Figure 3 - Logins from trusted locations are not required to perform MFA authentication


Modern Authentication

Implementing MFA as a secondary authentication method, requires clients to be able to handle Modern Authentication methods. Modern Authentication is an authentication type that is based on ADAL (Active Directory Authentication Library) and amongst other features enables the use of MFA.

Microsoft´s Office suite has supported Modern Authentication from version 2013 and most browsers support it, but in a lot of commonly used mobile mail applications it is not supported. Which means that for example mail synchronization could break in some scenarios. For example, a user on an android device using the native mail client, could be able to download mail when in the office on the corporate connection but as soon as the device disconnects from the corporate connection, the mail stops synchronizing. Because the corporate connection is a trusted location MFA was not required, but as soon as the device disconnects MFA is required.

So, implementation of MFA requires some analysis of use scenarios and should be taken into consideration.

MFA on-premise installation

In environments where 3rd party 2FA solutions are already in place, it is possible to replace the existing solution with an MFA Server or an MFA plugin for a Network Policy Server.

The difference between them is that MFA Server allows for local management and customization, while an MFA NPS plugin only handles the authentication and user management is done in Azure MFA. Which to choose depends on the scenario.

Azure MFA Server

An Azure MFA Server installation is fully capable of leveraging 2FA on-premise for most organizations. It provides central management connected services, multiple authentication protocols, central management of user settings, ability to customize registration webpage, supports high availability and much more. Because of this it is often the choice for advanced configurations.

Azure MFA NPS Plugin

For a company that does not need all the options provided with the Azure MFA Server and where all devices support using Radius as the second factor, an NPS Plugin could be the solution. While lacking some of the features, it requires substantially less to administer on-premise. All users are required to register to the MFA service in Azure, like they would do when using MFA for cloud-services. If they are already registered no other registration is required.

Authentication flow

For both services the Authentication flow is the same. Users are required to login to on-premise services like they are used to but will be requested to do a second authentication (see figure 4.)
As depicted, it is possible to forward first and second authentication to the MFA Server or NPS Server or handle the first authentication on the device (vpn concentrator, wifi, router etc) and forward the second authentication to the MFA Server or NPS Server.

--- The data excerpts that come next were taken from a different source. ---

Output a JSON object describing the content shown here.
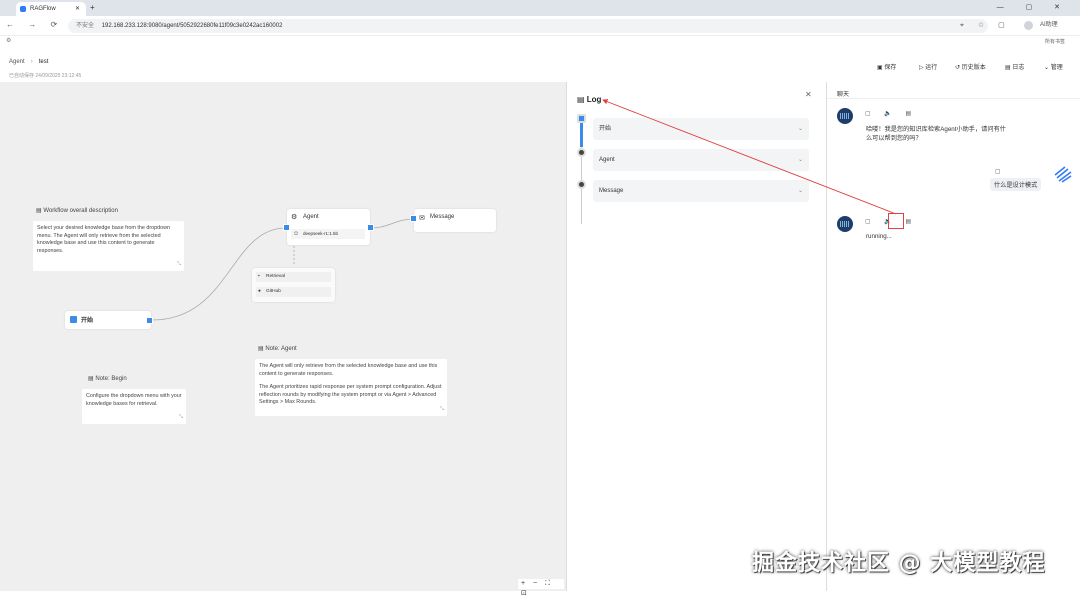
{
  "browser": {
    "tab_title": "RAGFlow",
    "url_prefix": "不安全",
    "url": "192.168.233.128:9080/agent/5052922680fe11f09c3e0242ac160002",
    "bookmark_right": "所有书签",
    "relaunch": "AI助理"
  },
  "header": {
    "crumb_root": "Agent",
    "crumb_current": "test",
    "saved_at": "已自动保存 24/09/2025 23:12:45",
    "buttons": [
      "保存",
      "运行",
      "历史版本",
      "日志",
      "管理"
    ]
  },
  "canvas": {
    "workflow_note_title": "Workflow overall description",
    "workflow_note_body": "Select your desired knowledge base from the dropdown menu. The Agent will only retrieve from the selected knowledge base and use this content to generate responses.",
    "begin_label": "开始",
    "agent_label": "Agent",
    "agent_model": "deepseek-r1:1.5b",
    "message_label": "Message",
    "tools": [
      "Retrieval",
      "GitHub"
    ],
    "note_agent_title": "Note: Agent",
    "note_agent_body": "The Agent will only retrieve from the selected knowledge base and use this content to generate responses.",
    "note_agent_body2": "The Agent prioritizes rapid response per system prompt configuration. Adjust reflection rounds by modifying the system prompt or via Agent > Advanced Settings > Max Rounds.",
    "note_begin_title": "Note: Begin",
    "note_begin_body": "Configure the dropdown menu with your knowledge bases for retrieval."
  },
  "log": {
    "title": "Log",
    "items": [
      "开始",
      "Agent",
      "Message"
    ]
  },
  "chat": {
    "title": "聊天",
    "greeting": "哈喽！我是您的知识库检索Agent小助手，请问有什么可以帮到您的吗？",
    "greeting_line1": "哈喽！我是您的知识库检索Agent小助手，请问有什",
    "greeting_line2": "么可以帮到您的吗？",
    "user_message": "什么是设计模式",
    "status": "running..."
  },
  "watermark": "掘金技术社区 @ 大模型教程",
  "colors": {
    "accent": "#3b8ce8",
    "highlight": "#e04040",
    "canvas_bg": "#efefef"
  }
}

Figure 4 - First AuthN will take place at either the device or be passed to MFA, second AuthN will be handled by MFA and if it succeeds, the MFA service (NPS or Server) will send Access Granted will be initiated.

Licensing

MFA Server and NPS plugin becomes available with Azure AD Premium P1 or P2 licensed tenants.

Conclusion

Every organization planning on moving parts of their infrastructure or services to the cloud, needs to consider the increased threat to user identities and implement security features to meet these threats. Implementing 2 factor authentication is probably the most important decision and should be on top of any security agenda before enabling any cloud services.

When considering MFA, it is important to weigh in user satisfaction. Companies implementing security features and not considering how it is affecting their users, often experience that users start using 3rd party options for tasks they consider difficult or even impossible to achieve, using company services. For Microsoft cloud services, Mindcore recommends using Azure Conditional Access as a way to achieve a high level of security with a minimal impact on users.